The dire condition of the California state budget is a tough reality. At the same time, the California Faculty Association does not believe that the budget crisis means that we must dismantle one of the great university systems in the world — the CSU.

An economic recovery will come, and when it does we want the CSU to remain a great resource for the people of California. To that end, CFA adopted a set of principles to guide budget cuts and changes in spending during the crisis:

Protect Instruction.
Focus on Management Expenditures.
Reduce Non-Essential Operating Expenditures.
Reassess CMS/PeopleSoft Expenditures.
Avoid Campus-Based Fee Increases.
Seek Out Non-General Fund Resources.
Transparency.
Consultation.
Post-Reduction Assessment.


These principles will help to protect
the CSU’s educational mission:

PROTECT INSTRUCTION. Even in difficult budgetary times, the CSU’s core mission, instruction, must be maintained. Budget reductions should not result in the cancellation of classes or faculty layoffs. Every effort should be made to maintain existing class sizes and the current student-to-faculty ratio. All tenure-track recruitments should continue.

FOCUS ON MANAGEMENT EXPENDITURES. Budget reductions should be met primarily by reducing managerial costs and by moving to a “leaner,” more efficient managerial structure. Noncritical management positions should be identified and eliminated.
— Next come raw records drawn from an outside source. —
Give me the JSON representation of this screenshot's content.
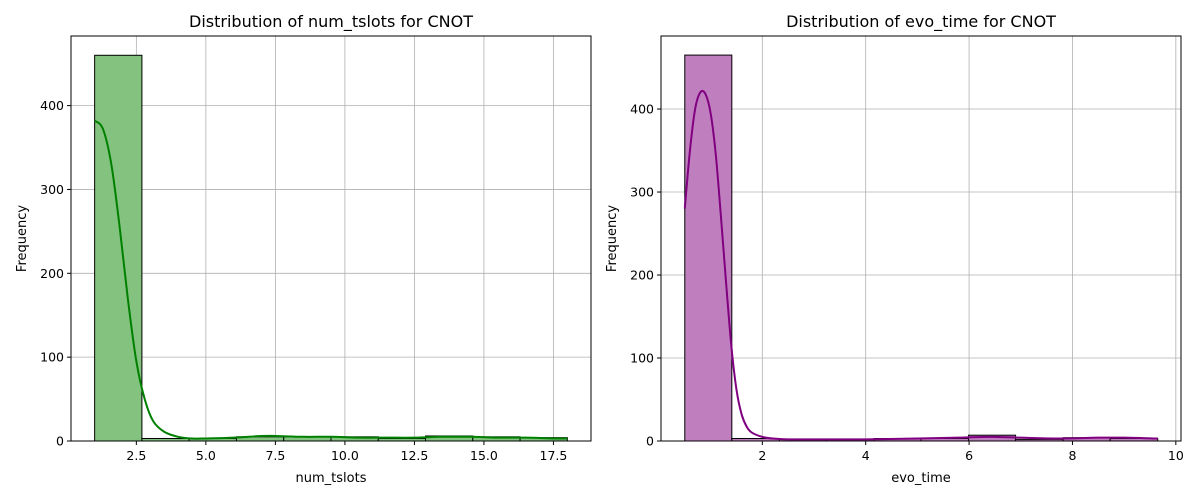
{
  "chart_data": [
    {
      "type": "bar",
      "title": "Distribution of num_tslots for CNOT",
      "xlabel": "num_tslots",
      "ylabel": "Frequency",
      "xlim": [
        0.15,
        18.85
      ],
      "ylim": [
        0,
        483
      ],
      "xticks": [
        2.5,
        5.0,
        7.5,
        10.0,
        12.5,
        15.0,
        17.5
      ],
      "xtick_labels": [
        "2.5",
        "5.0",
        "7.5",
        "10.0",
        "12.5",
        "15.0",
        "17.5"
      ],
      "yticks": [
        0,
        100,
        200,
        300,
        400
      ],
      "ytick_labels": [
        "0",
        "100",
        "200",
        "300",
        "400"
      ],
      "grid": true,
      "bar_color": "#84c27f",
      "edge_color": "#000000",
      "kde_color": "#008000",
      "bins": [
        {
          "x0": 1.0,
          "x1": 2.7,
          "value": 460
        },
        {
          "x0": 2.7,
          "x1": 4.4,
          "value": 3
        },
        {
          "x0": 4.4,
          "x1": 6.1,
          "value": 3
        },
        {
          "x0": 6.1,
          "x1": 7.8,
          "value": 5
        },
        {
          "x0": 7.8,
          "x1": 9.5,
          "value": 5
        },
        {
          "x0": 9.5,
          "x1": 11.2,
          "value": 5
        },
        {
          "x0": 11.2,
          "x1": 12.9,
          "value": 3
        },
        {
          "x0": 12.9,
          "x1": 14.6,
          "value": 6
        },
        {
          "x0": 14.6,
          "x1": 16.3,
          "value": 5
        },
        {
          "x0": 16.3,
          "x1": 18.0,
          "value": 4
        }
      ],
      "kde": {
        "x": [
          1.0,
          1.3,
          1.6,
          1.9,
          2.2,
          2.5,
          2.8,
          3.1,
          3.5,
          4.0,
          4.5,
          5.0,
          6.0,
          7.0,
          7.5,
          8.5,
          9.5,
          10.5,
          11.5,
          12.5,
          13.5,
          14.5,
          15.5,
          16.5,
          17.5,
          18.0
        ],
        "y": [
          382,
          372,
          330,
          255,
          168,
          95,
          50,
          24,
          11,
          5,
          3,
          3,
          4,
          6,
          6,
          5,
          5,
          4,
          4,
          4,
          5,
          5,
          4,
          4,
          3,
          3
        ]
      }
    },
    {
      "type": "bar",
      "title": "Distribution of evo_time for CNOT",
      "xlabel": "evo_time",
      "ylabel": "Frequency",
      "xlim": [
        0.04,
        10.1
      ],
      "ylim": [
        0,
        488
      ],
      "xticks": [
        2,
        4,
        6,
        8,
        10
      ],
      "xtick_labels": [
        "2",
        "4",
        "6",
        "8",
        "10"
      ],
      "yticks": [
        0,
        100,
        200,
        300,
        400
      ],
      "ytick_labels": [
        "0",
        "100",
        "200",
        "300",
        "400"
      ],
      "grid": true,
      "bar_color": "#bf7fbf",
      "edge_color": "#000000",
      "kde_color": "#800080",
      "bins": [
        {
          "x0": 0.5,
          "x1": 1.41,
          "value": 465
        },
        {
          "x0": 1.41,
          "x1": 2.33,
          "value": 3
        },
        {
          "x0": 2.33,
          "x1": 3.24,
          "value": 2
        },
        {
          "x0": 3.24,
          "x1": 4.16,
          "value": 2
        },
        {
          "x0": 4.16,
          "x1": 5.07,
          "value": 3
        },
        {
          "x0": 5.07,
          "x1": 5.99,
          "value": 3
        },
        {
          "x0": 5.99,
          "x1": 6.9,
          "value": 7
        },
        {
          "x0": 6.9,
          "x1": 7.82,
          "value": 2
        },
        {
          "x0": 7.82,
          "x1": 8.73,
          "value": 4
        },
        {
          "x0": 8.73,
          "x1": 9.65,
          "value": 3
        }
      ],
      "kde": {
        "x": [
          0.5,
          0.6,
          0.7,
          0.8,
          0.9,
          1.0,
          1.1,
          1.2,
          1.3,
          1.4,
          1.5,
          1.6,
          1.7,
          1.8,
          2.0,
          2.2,
          2.5,
          3.0,
          4.0,
          5.0,
          5.8,
          6.4,
          7.0,
          7.8,
          8.5,
          9.0,
          9.65
        ],
        "y": [
          280,
          350,
          400,
          420,
          418,
          395,
          345,
          270,
          190,
          115,
          62,
          32,
          17,
          10,
          5,
          3,
          2,
          2,
          2,
          3,
          4,
          5,
          4,
          3,
          4,
          4,
          3
        ]
      }
    }
  ]
}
Vacant management positions should be left open and searches for non-critical management positions should be halted.

REDUCE NON-ESSENTIAL OPERATING EXPENDITURES. Non-instructional operating expenditures (i.e. travel, maintenance, printing, supplies, new contracts, etc.) should be evaluated against their contribution to student instruction. Non-essential operating costs should be eliminated.
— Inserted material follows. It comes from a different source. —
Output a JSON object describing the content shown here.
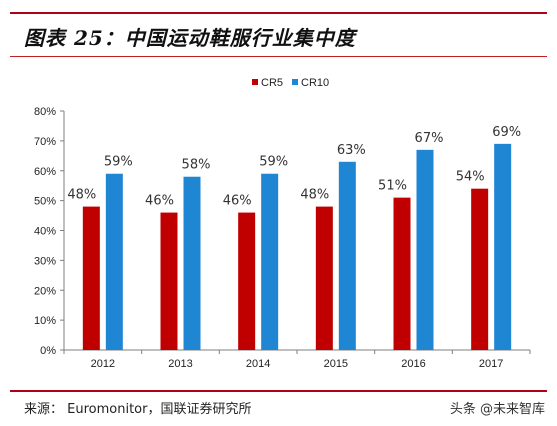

REASSESS CMS/PEOPLESOFT EXPENDITURES
. System-wide expenditures for CMS/PeopleSoft have been significant. The project’s delay could have the effect of sparing classes and/or student service programs from budget reductions. A delay also could provide the opportunity to address the serious concerns raised in the state audit of CMS.

AVOID CAMPUS-BASED FEE INCREASES. Campuses should not attempt to “backfill” budget reductions by increasing campus-based fees. CSU students already face system-wide fee increases.
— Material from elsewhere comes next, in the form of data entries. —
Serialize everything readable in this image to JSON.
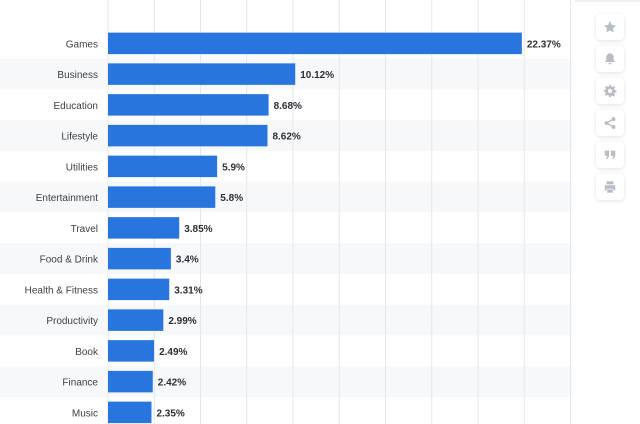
{
  "chart_data": {
    "type": "bar",
    "orientation": "horizontal",
    "categories": [
      "Games",
      "Business",
      "Education",
      "Lifestyle",
      "Utilities",
      "Entertainment",
      "Travel",
      "Food & Drink",
      "Health & Fitness",
      "Productivity",
      "Book",
      "Finance",
      "Music"
    ],
    "values": [
      22.37,
      10.12,
      8.68,
      8.62,
      5.9,
      5.8,
      3.85,
      3.4,
      3.31,
      2.99,
      2.49,
      2.42,
      2.35
    ],
    "value_labels": [
      "22.37%",
      "10.12%",
      "8.68%",
      "8.62%",
      "5.9%",
      "5.8%",
      "3.85%",
      "3.4%",
      "3.31%",
      "2.99%",
      "2.49%",
      "2.42%",
      "2.35%"
    ],
    "xlim": [
      0,
      25
    ],
    "grid": true,
    "bar_color": "#2876dd",
    "stripe_color": "#f7f8fa"
  },
  "sidebar": {
    "icons": [
      "star-icon",
      "bell-icon",
      "gear-icon",
      "share-icon",
      "quote-icon",
      "print-icon"
    ]
  }
}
SEEK OUT NON-GENERAL FUND RESOURCES. To the greatest extent possible, campuses should fund overhead from grants, salary savings, revenue from university enterprises, unrestricted budget reserves, special funds, unrestricted foundation revenue and other sources of non-general fund monies (excluding revenue from additional student fee increases) to offset budget reductions.

TRANSPARENCY. Detailed budget reduction plans should be developed and distributed to key university constituents (student governance, academic senate, employee unions, alumni, etc.) prior to their final approval.

CONSULTATION. The Campus President should meet with the local CFA leadership to discuss the budget reductions, with a special focus on how to best maintain access and instructional quality in the face of budget cuts.

POST-REDUCTION ASSESSMENT. Campus and system-wide administrators should document and publicly disseminate specific information about what budget reductions were made, how much each budget cut saved, and how each reduction affected the primary mission of the institution.